Aircraft manufacturers should be riding high thanks to a travel boom that has created unprecedented levels of demand.

Bookings have surged as millions head to the beach and the predicted demise of face-to-face business meetings fails to materialise. Airports including London Heathrow have recently announced record passenger numbers.

Yet Airbus and Boeing are struggling to build planes fast enough to keep up with demand. Both manufacturers are falling short of delivery targets as their supply chains buckle under the strain.

British Airways, Ryanair, Virgin Atlantic and Wizz have all been forced to rein in their planned schedules and watch profits ebb away. The manufacturers themselves have been deprived of vital revenue and reduced to firefighting one production issue after another.

Across much of the aviation industry, what should have been a boom is turning out to be little more than a whimper. Waiting times for the most popular jets are now into the next decade.

The situation can be traced back to multiple causes, including a near-disaster involving a 737 jet that led regulators to cap output at Boeing and engine issues at companies including Rolls-Royce.

But Airbus last week highlighted a more basic factor at the heart of the crunch: the industry is suffering from what amounts to a severe case of long Covid, following the exodus of tens of thousands of experienced personnel during the pandemic.

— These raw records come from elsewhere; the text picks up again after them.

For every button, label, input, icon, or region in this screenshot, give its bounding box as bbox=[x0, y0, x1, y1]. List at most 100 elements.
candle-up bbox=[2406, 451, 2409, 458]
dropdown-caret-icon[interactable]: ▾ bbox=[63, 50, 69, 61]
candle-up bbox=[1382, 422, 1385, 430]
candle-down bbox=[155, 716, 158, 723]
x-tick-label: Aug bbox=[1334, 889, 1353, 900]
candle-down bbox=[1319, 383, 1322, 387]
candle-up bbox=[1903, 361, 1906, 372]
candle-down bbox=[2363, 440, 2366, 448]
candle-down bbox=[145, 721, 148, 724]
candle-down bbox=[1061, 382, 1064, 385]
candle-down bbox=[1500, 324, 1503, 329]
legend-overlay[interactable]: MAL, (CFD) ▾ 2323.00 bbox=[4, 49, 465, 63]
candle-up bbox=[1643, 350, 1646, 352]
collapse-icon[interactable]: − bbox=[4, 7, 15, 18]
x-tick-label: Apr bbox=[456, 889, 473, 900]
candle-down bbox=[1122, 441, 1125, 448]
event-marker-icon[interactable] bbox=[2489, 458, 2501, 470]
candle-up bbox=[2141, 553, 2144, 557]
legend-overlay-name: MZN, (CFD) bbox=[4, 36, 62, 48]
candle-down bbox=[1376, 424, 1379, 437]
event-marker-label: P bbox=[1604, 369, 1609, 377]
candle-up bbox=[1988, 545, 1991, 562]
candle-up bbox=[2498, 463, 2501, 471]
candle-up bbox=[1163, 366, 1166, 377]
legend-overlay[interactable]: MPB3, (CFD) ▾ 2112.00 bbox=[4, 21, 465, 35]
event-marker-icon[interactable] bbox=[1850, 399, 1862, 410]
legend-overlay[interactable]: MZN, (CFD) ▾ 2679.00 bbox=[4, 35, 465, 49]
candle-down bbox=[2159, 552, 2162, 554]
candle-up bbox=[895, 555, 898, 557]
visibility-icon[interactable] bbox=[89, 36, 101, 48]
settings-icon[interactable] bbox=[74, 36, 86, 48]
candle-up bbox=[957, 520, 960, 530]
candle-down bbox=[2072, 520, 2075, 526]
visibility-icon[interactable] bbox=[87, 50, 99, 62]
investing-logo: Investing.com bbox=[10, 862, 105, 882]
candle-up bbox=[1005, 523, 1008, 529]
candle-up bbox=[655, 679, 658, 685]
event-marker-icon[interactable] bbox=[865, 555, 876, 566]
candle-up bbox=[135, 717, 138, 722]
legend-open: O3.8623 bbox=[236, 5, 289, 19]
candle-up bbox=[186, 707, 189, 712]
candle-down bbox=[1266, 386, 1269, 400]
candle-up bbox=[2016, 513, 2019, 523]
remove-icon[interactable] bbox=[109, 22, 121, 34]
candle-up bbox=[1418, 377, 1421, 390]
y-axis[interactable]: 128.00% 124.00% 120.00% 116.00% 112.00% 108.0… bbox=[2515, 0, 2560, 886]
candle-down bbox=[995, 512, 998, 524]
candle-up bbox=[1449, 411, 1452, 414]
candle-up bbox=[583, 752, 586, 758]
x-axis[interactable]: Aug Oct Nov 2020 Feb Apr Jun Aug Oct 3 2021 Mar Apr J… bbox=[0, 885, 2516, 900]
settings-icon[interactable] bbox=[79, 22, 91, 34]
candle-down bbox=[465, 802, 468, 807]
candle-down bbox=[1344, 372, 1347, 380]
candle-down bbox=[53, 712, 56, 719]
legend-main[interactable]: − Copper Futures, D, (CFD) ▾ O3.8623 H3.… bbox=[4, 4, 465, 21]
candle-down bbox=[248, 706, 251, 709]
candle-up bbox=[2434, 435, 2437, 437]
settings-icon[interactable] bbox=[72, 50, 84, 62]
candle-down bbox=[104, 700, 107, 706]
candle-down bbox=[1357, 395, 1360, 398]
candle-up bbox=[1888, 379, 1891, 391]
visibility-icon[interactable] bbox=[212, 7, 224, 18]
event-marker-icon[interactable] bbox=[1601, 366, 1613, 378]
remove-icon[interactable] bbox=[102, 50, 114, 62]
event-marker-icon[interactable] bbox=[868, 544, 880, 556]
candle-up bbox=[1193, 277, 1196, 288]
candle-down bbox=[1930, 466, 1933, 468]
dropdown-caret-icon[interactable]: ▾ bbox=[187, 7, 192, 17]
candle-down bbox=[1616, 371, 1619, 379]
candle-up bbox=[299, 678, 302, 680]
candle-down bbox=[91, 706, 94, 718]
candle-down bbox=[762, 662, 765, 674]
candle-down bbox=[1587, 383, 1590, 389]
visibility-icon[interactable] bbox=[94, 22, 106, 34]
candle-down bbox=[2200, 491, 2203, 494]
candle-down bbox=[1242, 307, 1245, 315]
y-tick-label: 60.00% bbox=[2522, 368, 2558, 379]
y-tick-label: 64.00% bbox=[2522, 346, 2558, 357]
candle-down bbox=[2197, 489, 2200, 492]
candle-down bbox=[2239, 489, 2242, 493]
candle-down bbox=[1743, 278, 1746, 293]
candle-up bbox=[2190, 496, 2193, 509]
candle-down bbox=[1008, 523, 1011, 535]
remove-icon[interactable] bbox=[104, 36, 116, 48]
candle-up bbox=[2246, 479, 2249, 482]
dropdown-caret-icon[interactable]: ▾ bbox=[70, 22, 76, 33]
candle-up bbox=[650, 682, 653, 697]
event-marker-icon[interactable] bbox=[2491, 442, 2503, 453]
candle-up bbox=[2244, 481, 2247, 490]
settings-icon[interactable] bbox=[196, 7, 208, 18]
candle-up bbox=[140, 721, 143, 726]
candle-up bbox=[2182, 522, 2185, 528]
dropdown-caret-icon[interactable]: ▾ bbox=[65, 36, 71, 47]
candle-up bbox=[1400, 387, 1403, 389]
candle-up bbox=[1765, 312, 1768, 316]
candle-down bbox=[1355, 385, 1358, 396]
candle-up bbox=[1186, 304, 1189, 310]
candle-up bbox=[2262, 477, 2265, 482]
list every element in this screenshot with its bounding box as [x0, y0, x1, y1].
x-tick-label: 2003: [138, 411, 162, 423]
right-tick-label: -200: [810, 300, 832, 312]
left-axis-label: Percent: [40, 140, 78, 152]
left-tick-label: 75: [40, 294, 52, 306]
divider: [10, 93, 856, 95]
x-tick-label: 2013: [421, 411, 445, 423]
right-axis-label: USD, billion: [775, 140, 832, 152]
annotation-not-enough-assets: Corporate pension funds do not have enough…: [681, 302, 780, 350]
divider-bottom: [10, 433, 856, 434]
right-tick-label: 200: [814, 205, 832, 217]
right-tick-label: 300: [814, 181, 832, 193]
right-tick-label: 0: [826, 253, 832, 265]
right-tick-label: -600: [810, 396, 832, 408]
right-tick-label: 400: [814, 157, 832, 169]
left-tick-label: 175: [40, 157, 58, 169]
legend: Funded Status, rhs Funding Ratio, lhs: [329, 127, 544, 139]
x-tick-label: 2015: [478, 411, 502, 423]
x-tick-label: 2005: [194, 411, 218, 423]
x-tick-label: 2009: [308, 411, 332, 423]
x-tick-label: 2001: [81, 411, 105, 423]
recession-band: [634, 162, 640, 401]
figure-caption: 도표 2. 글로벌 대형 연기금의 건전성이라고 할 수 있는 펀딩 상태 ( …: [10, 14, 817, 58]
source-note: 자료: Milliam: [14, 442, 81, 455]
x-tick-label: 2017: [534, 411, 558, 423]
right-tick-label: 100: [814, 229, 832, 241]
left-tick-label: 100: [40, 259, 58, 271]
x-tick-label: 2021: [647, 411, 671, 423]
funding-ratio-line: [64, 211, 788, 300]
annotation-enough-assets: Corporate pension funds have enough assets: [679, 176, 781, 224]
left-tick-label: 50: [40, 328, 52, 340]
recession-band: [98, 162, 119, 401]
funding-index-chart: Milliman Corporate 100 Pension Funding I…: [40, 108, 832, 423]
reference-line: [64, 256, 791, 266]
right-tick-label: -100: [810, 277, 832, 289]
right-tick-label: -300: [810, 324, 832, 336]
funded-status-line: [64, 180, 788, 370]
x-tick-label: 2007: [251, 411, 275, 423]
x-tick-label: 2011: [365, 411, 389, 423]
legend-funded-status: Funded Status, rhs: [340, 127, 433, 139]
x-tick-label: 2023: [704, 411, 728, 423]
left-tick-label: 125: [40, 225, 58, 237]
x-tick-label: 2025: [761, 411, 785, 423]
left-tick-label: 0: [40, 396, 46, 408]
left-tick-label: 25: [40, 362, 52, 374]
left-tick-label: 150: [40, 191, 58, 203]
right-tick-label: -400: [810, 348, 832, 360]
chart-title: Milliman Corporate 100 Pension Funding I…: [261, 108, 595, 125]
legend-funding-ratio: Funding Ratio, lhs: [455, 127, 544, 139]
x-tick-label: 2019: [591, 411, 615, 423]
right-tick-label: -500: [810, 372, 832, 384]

Three years after the last Covid-related curbs were lifted, manufacturers are still woefully short of veteran engineers and technicians, says Christian Scherer, head of commercial aircraft at Airbus.

“What the supply chain has suffered the most from is a loss of expertise,” he says.

“A lot of people, with years and years of accumulated expertise, that have taken early retirement or have redirected their professional activities elsewhere. That takes a lot of time to rebuild. That’s really the fundamental, deep problem.”

The supply chain crisis last year forced Airbus to revise an 800-plane delivery target to 770 after barely four months. In the event it handed over 766 aircraft, still almost 100 short of the number shipped in 2019.

Scherer insists Airbus will reach those pre-pandemic production volumes “in the foreseeable future,” while adding: “I’m not going to tell you when.”

Boeing, meanwhile, revealed last week that it had delivered just 348 jets in 2024, down 180 on the previous year’s tally and less than half its pre-pandemic peak.

The US giant was plunged into crisis after a door plug blew out of an Alaska Airlines 737 Max at 16,000 feet last January. Subsequent checks revealed safety and quality-control issues across the supply chain, leading regulators to cap Max output at 38 planes a month.